Low cost camping at Dululu

Our stay in Dululu (pronounced Do Loo Loo!) was not planned however our stay at Lake Victoria was cut short due to heavy cloud cover heralding rain. 

The campsite at Dululu is OK. We have stayed here back in 2012 and not much has changed since. It is a flat area with some concrete pads but mostly it is grassed except on the tracks or heavy camped spots. Powered sites are available for an extra cost. There is a portable building serving as a shower unit but it is cold water only, the hot water appears not to be working anymore. It is a clean site and there is a good covered BBQ with tables and nearby is a well serviced and clean toilet block. It is a 48 hour stop.

Sunset at Dululu

The pub is within walking distance but was closed at the time of our visit due to a fire in 2015 that gutted a lot of it. One of the locals tells me it is under new ownership who hopes to have it up and running again within 12 months. Extensive renovations is obviously needed there, so maybe next year.

Morning Mist at Dululu

Sadly the town is dying especially without the pub as it's social hub nor are there any other shops in town. No work, people can't afford to stay.

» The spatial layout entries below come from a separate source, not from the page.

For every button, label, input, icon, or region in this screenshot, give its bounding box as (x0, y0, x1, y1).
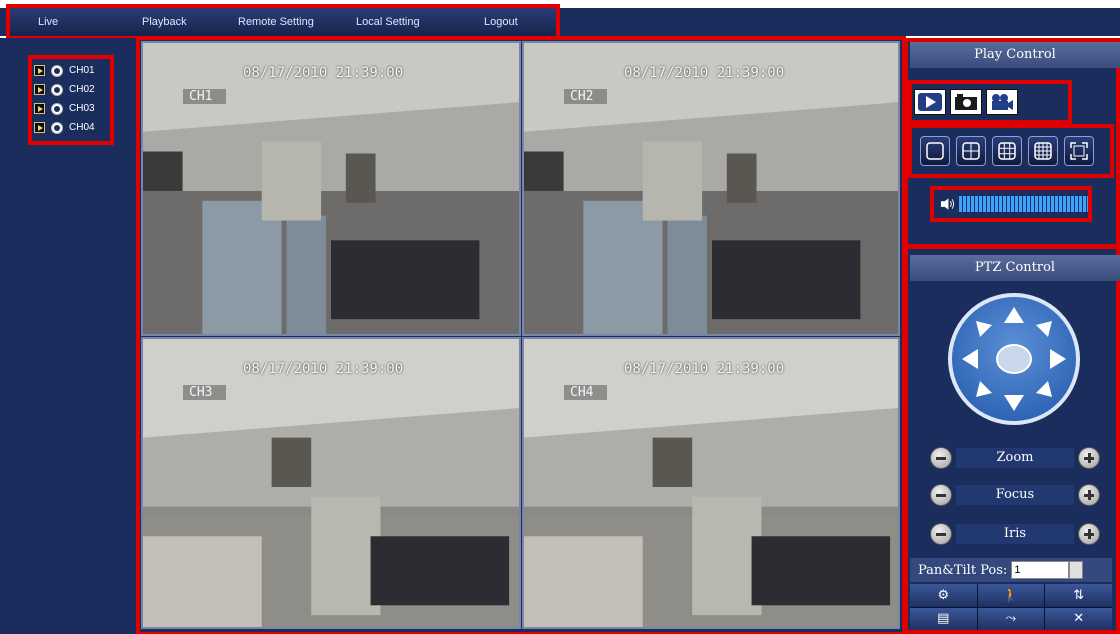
video-timestamp: 08/17/2010 21:39:00 (243, 65, 404, 81)
iris-close-button[interactable] (930, 523, 952, 545)
track-icon: ⤳ (1005, 611, 1017, 627)
iris-label: Iris (956, 524, 1074, 544)
pan-tilt-spinner[interactable] (1069, 561, 1084, 579)
fullscreen-icon (1070, 142, 1088, 160)
channel-label: CH01 (69, 65, 95, 76)
video-tile-4[interactable]: 08/17/2010 21:39:00 CH4 (522, 337, 900, 629)
camera-view-image (524, 43, 898, 334)
ptz-joystick[interactable] (948, 293, 1080, 425)
play-button[interactable] (914, 89, 946, 115)
camera-view-image (143, 43, 519, 334)
walk-icon: 🚶 (1002, 587, 1020, 603)
video-channel-label: CH4 (564, 385, 608, 400)
video-timestamp: 08/17/2010 21:39:00 (624, 361, 785, 377)
nav-logout[interactable]: Logout (484, 16, 518, 28)
video-timestamp: 08/17/2010 21:39:00 (243, 361, 404, 377)
gear-icon: ⚙ (937, 587, 950, 603)
layout-buttons (908, 124, 1114, 178)
layout-4-button[interactable] (956, 136, 986, 166)
video-channel-label: CH2 (564, 89, 608, 104)
save-button[interactable]: ▤ (910, 607, 977, 630)
iris-open-button[interactable] (1078, 523, 1100, 545)
channel-label: CH04 (69, 122, 95, 133)
layout-9-button[interactable] (992, 136, 1022, 166)
track-button[interactable]: ⤳ (977, 607, 1045, 630)
pan-tilt-position: Pan&Tilt Pos: (910, 558, 1112, 582)
video-tile-2[interactable]: 08/17/2010 21:39:00 CH2 (522, 41, 900, 336)
cruise-button[interactable]: 🚶 (977, 584, 1045, 607)
video-camera-icon (992, 94, 1013, 110)
iris-row: Iris (930, 522, 1100, 546)
channel-label: CH02 (69, 84, 95, 95)
video-channel-label: CH1 (183, 89, 227, 104)
camera-view-image (143, 339, 519, 627)
pan-tilt-input[interactable] (1011, 561, 1070, 579)
channel-row-3[interactable]: CH03 (34, 99, 108, 118)
channel-list: CH01 CH02 CH03 CH04 (28, 55, 114, 145)
record-button[interactable] (986, 89, 1018, 115)
direction-arrows-icon (962, 307, 1066, 411)
radio-icon[interactable] (51, 121, 63, 134)
layout-16-button[interactable] (1028, 136, 1058, 166)
play-icon[interactable] (34, 65, 45, 76)
preset-icon: ⇅ (1073, 587, 1085, 603)
volume-level (959, 196, 1090, 212)
play-control-title: Play Control (910, 42, 1120, 68)
layout-nine-icon (998, 142, 1016, 160)
nav-playback[interactable]: Playback (142, 16, 187, 28)
focus-row: Focus (930, 483, 1100, 507)
channel-row-1[interactable]: CH01 (34, 61, 108, 80)
play-icon[interactable] (34, 84, 45, 95)
channel-label: CH03 (69, 103, 95, 114)
camera-view-image (524, 339, 898, 627)
video-tile-1[interactable]: 08/17/2010 21:39:00 CH1 (141, 41, 521, 336)
layout-sixteen-icon (1034, 142, 1052, 160)
radio-icon[interactable] (51, 64, 63, 77)
ptz-toolbar: ⚙ 🚶 ⇅ ▤ ⤳ ✕ (910, 584, 1112, 630)
zoom-label: Zoom (956, 448, 1074, 468)
pan-tilt-label: Pan&Tilt Pos: (918, 562, 1008, 578)
video-timestamp: 08/17/2010 21:39:00 (624, 65, 785, 81)
nav-local-setting[interactable]: Local Setting (356, 16, 420, 28)
speaker-icon (940, 198, 955, 210)
play-icon[interactable] (34, 103, 45, 114)
playback-buttons (908, 80, 1072, 124)
zoom-out-button[interactable] (930, 447, 952, 469)
channel-row-2[interactable]: CH02 (34, 80, 108, 99)
close-button[interactable]: ✕ (1045, 607, 1112, 630)
ptz-control-title: PTZ Control (910, 255, 1120, 281)
layout-single-icon (926, 142, 944, 160)
focus-in-button[interactable] (1078, 484, 1100, 506)
focus-label: Focus (956, 485, 1074, 505)
zoom-in-button[interactable] (1078, 447, 1100, 469)
radio-icon[interactable] (51, 83, 63, 96)
top-bar: Live Playback Remote Setting Local Setti… (0, 0, 1120, 40)
zoom-row: Zoom (930, 446, 1100, 470)
close-icon: ✕ (1073, 611, 1085, 627)
settings-button[interactable]: ⚙ (910, 584, 977, 607)
fullscreen-button[interactable] (1064, 136, 1094, 166)
volume-slider[interactable] (930, 186, 1092, 222)
preset-button[interactable]: ⇅ (1045, 584, 1112, 607)
nav-remote-setting[interactable]: Remote Setting (238, 16, 314, 28)
layout-quad-icon (962, 142, 980, 160)
play-icon (918, 93, 942, 111)
layout-1-button[interactable] (920, 136, 950, 166)
channel-row-4[interactable]: CH04 (34, 118, 108, 137)
camera-icon (955, 94, 977, 110)
video-channel-label: CH3 (183, 385, 227, 400)
play-icon[interactable] (34, 122, 45, 133)
focus-out-button[interactable] (930, 484, 952, 506)
nav-live[interactable]: Live (38, 16, 58, 28)
main-nav: Live Playback Remote Setting Local Setti… (6, 4, 560, 40)
snapshot-button[interactable] (950, 89, 982, 115)
save-icon: ▤ (937, 611, 950, 627)
video-tile-3[interactable]: 08/17/2010 21:39:00 CH3 (141, 337, 521, 629)
control-panel: Play Control PTZ Control Zoom Focus Iris… (904, 38, 1120, 634)
radio-icon[interactable] (51, 102, 63, 115)
channel-panel: CH01 CH02 CH03 CH04 (0, 38, 138, 634)
video-grid: 08/17/2010 21:39:00 CH1 08/17/2010 21:39… (136, 36, 906, 634)
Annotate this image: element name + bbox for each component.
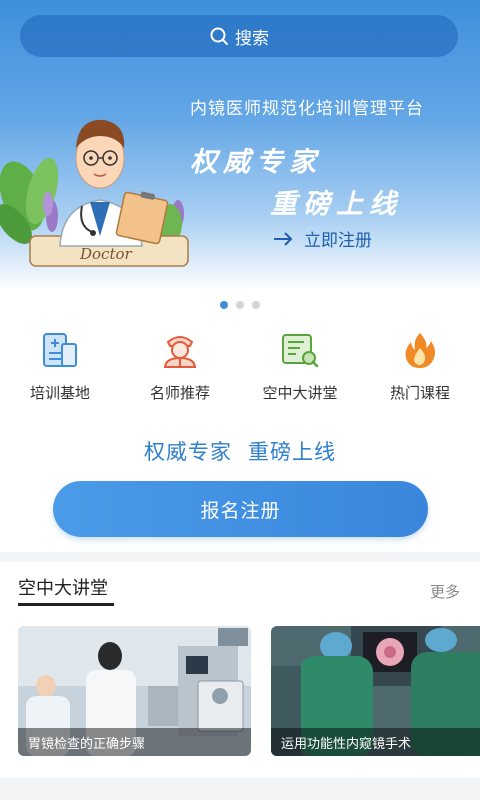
carousel-indicator — [0, 301, 480, 309]
section-title-underline — [18, 603, 114, 606]
section-title: 空中大讲堂 — [18, 578, 108, 599]
bottom-divider — [0, 778, 480, 800]
carousel-dot[interactable] — [252, 301, 260, 309]
lecture-card[interactable]: 胃镜检查的正确步骤 — [18, 626, 251, 756]
lecture-caption: 运用功能性内窥镜手术 — [271, 728, 480, 756]
menu-item-training-base[interactable]: 培训基地 — [0, 330, 120, 403]
doctor-illustration: Doctor — [0, 119, 189, 267]
banner-carousel[interactable]: 搜索 Doctor 内镜医师规范化培训管理平台 权威专家 重磅上线 立即注册 — [0, 0, 480, 290]
section-divider — [0, 552, 480, 562]
slogan-part-1: 权威专家 — [144, 440, 232, 464]
menu-item-hot-courses[interactable]: 热门课程 — [360, 330, 480, 403]
register-button[interactable]: 报名注册 — [53, 481, 428, 537]
lecture-card-list: 胃镜检查的正确步骤 运用功能性内窥镜手术 — [18, 626, 480, 756]
menu-item-teacher[interactable]: 名师推荐 — [120, 330, 240, 403]
training-base-icon — [43, 333, 77, 367]
slogan-part-2: 重磅上线 — [248, 440, 336, 464]
register-now-label: 立即注册 — [304, 231, 372, 251]
fire-icon — [405, 333, 435, 368]
search-label: 搜索 — [235, 28, 269, 49]
menu-label-hot-courses: 热门课程 — [389, 384, 450, 402]
platform-title: 内镜医师规范化培训管理平台 — [190, 99, 424, 119]
banner-headline-2: 重磅上线 — [270, 189, 402, 220]
carousel-dot[interactable] — [236, 301, 244, 309]
quick-menu: 培训基地 名师推荐 空中大讲堂 热门课程 — [0, 330, 480, 403]
arrow-right-icon — [274, 231, 293, 246]
search-icon — [210, 27, 228, 45]
menu-label-training-base: 培训基地 — [29, 384, 90, 402]
search-bar[interactable]: 搜索 — [20, 15, 458, 57]
lecture-card[interactable]: 运用功能性内窥镜手术 — [271, 626, 480, 756]
menu-label-lecture: 空中大讲堂 — [262, 384, 338, 402]
teacher-icon — [163, 336, 197, 368]
register-now-link[interactable]: 立即注册 — [272, 226, 372, 251]
menu-item-lecture[interactable]: 空中大讲堂 — [240, 330, 360, 403]
lecture-icon — [282, 334, 319, 368]
slogan: 权威专家 重磅上线 — [0, 436, 480, 466]
banner-headline-1: 权威专家 — [190, 147, 322, 178]
doctor-badge-text: Doctor — [79, 245, 133, 263]
carousel-dot-active[interactable] — [220, 301, 228, 309]
lecture-caption: 胃镜检查的正确步骤 — [18, 728, 251, 756]
menu-label-teacher: 名师推荐 — [149, 384, 210, 402]
more-link[interactable]: 更多 — [430, 581, 460, 602]
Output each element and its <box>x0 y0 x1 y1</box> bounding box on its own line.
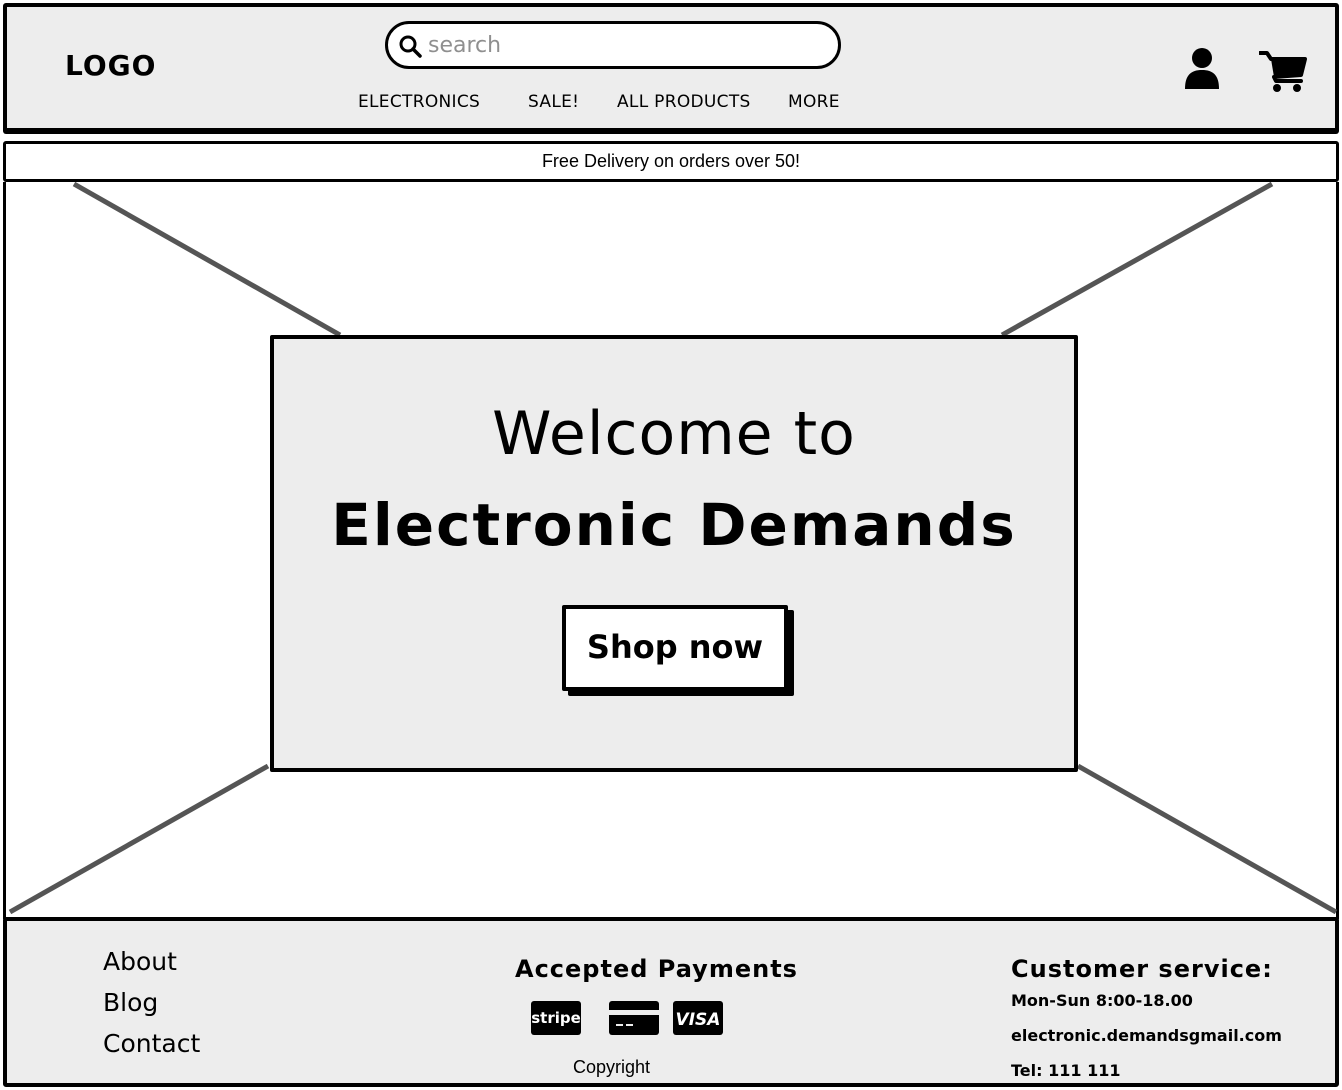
stripe-icon-label: stripe <box>531 1009 581 1027</box>
shopping-cart-icon[interactable] <box>1259 49 1307 93</box>
copyright-text: Copyright <box>573 1057 651 1077</box>
user-account-icon[interactable] <box>1183 47 1221 91</box>
nav-electronics[interactable]: ELECTRONICS <box>358 92 480 112</box>
visa-icon-label: VISA <box>676 1010 721 1030</box>
main-nav: ELECTRONICS SALE! ALL PRODUCTS MORE <box>7 92 1335 116</box>
footer-link-about[interactable]: About <box>103 947 177 976</box>
customer-service-hours: Mon-Sun 8:00-18.00 <box>1011 991 1193 1010</box>
search-input[interactable] <box>428 30 828 60</box>
nav-sale[interactable]: SALE! <box>528 92 579 112</box>
search-icon[interactable] <box>398 34 422 58</box>
stripe-icon: stripe <box>531 1001 581 1035</box>
hero-brand-title: Electronic Demands <box>331 491 1017 559</box>
hero-card: Welcome to Electronic Demands Shop now <box>270 335 1078 772</box>
customer-service-title: Customer service: <box>1011 955 1273 983</box>
promo-banner: Free Delivery on orders over 50! <box>3 141 1339 182</box>
site-header: LOGO ELECTRONICS SALE! ALL PRODUCTS MORE <box>3 3 1339 132</box>
nav-all-products[interactable]: ALL PRODUCTS <box>617 92 751 112</box>
hero-section: Welcome to Electronic Demands Shop now <box>3 182 1339 919</box>
shop-now-button[interactable]: Shop now <box>562 605 788 691</box>
search-bar[interactable] <box>385 21 841 69</box>
site-footer: About Blog Contact Accepted Payments str… <box>3 917 1339 1087</box>
visa-icon: VISA <box>673 1001 723 1035</box>
customer-service-phone: Tel: 111 111 <box>1011 1061 1121 1080</box>
credit-card-icon <box>609 1001 659 1035</box>
nav-more[interactable]: MORE <box>788 92 840 112</box>
footer-link-blog[interactable]: Blog <box>103 988 158 1017</box>
hero-welcome-text: Welcome to <box>492 399 856 469</box>
footer-link-contact[interactable]: Contact <box>103 1029 200 1058</box>
logo[interactable]: LOGO <box>65 49 156 82</box>
customer-service-email[interactable]: electronic.demandsgmail.com <box>1011 1026 1282 1045</box>
payments-title: Accepted Payments <box>515 955 798 983</box>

One of the campers entertained himself by building this miniature model camp site and then setting the perimeter alight. I love the caravan with the solar panels on the roof and the portable ones on the ground!

Close up of the miniature model caravan with its solar panels

The murals of Biloela

We stopped in Biloela principally to do some shopping.

A couple of lovely things fell into place for us here. First off was the happy coincidence of friends, Peter and Sue driving through and they recognized our bus and rang up to see where we were. As we were in the shops having lunch, they happily joined us as we spent a good hour or so chatting. Pity they had to keep on rolling further south, but still it was good to see them. They used to live in Wollongong too but moved up the coast many years back. We had happily met up with them in Rockhampton around this time last year too!

Since we had stopped longer having caught up with Peter and Sue, we decided to stay over at the Federation Park RV Stop. It is not a free camp but the low cost included admittance to the museums on site. I can not say that I enjoyed the museums in fact The first one was so crappy in my opinion that I didn't even bother with the engine one. Still we made our own fun. Another great aspect of our staying over was that we met up with some Highway Wanderer friends from the Monto rally. Of course we  enjoyed another Happy Hour with them.

Some of our HHW buddies
On our way out we decided to pop past the murals were painted on the big water tank depicting principally the stories of women from two cultures from before white man invasion until the present time.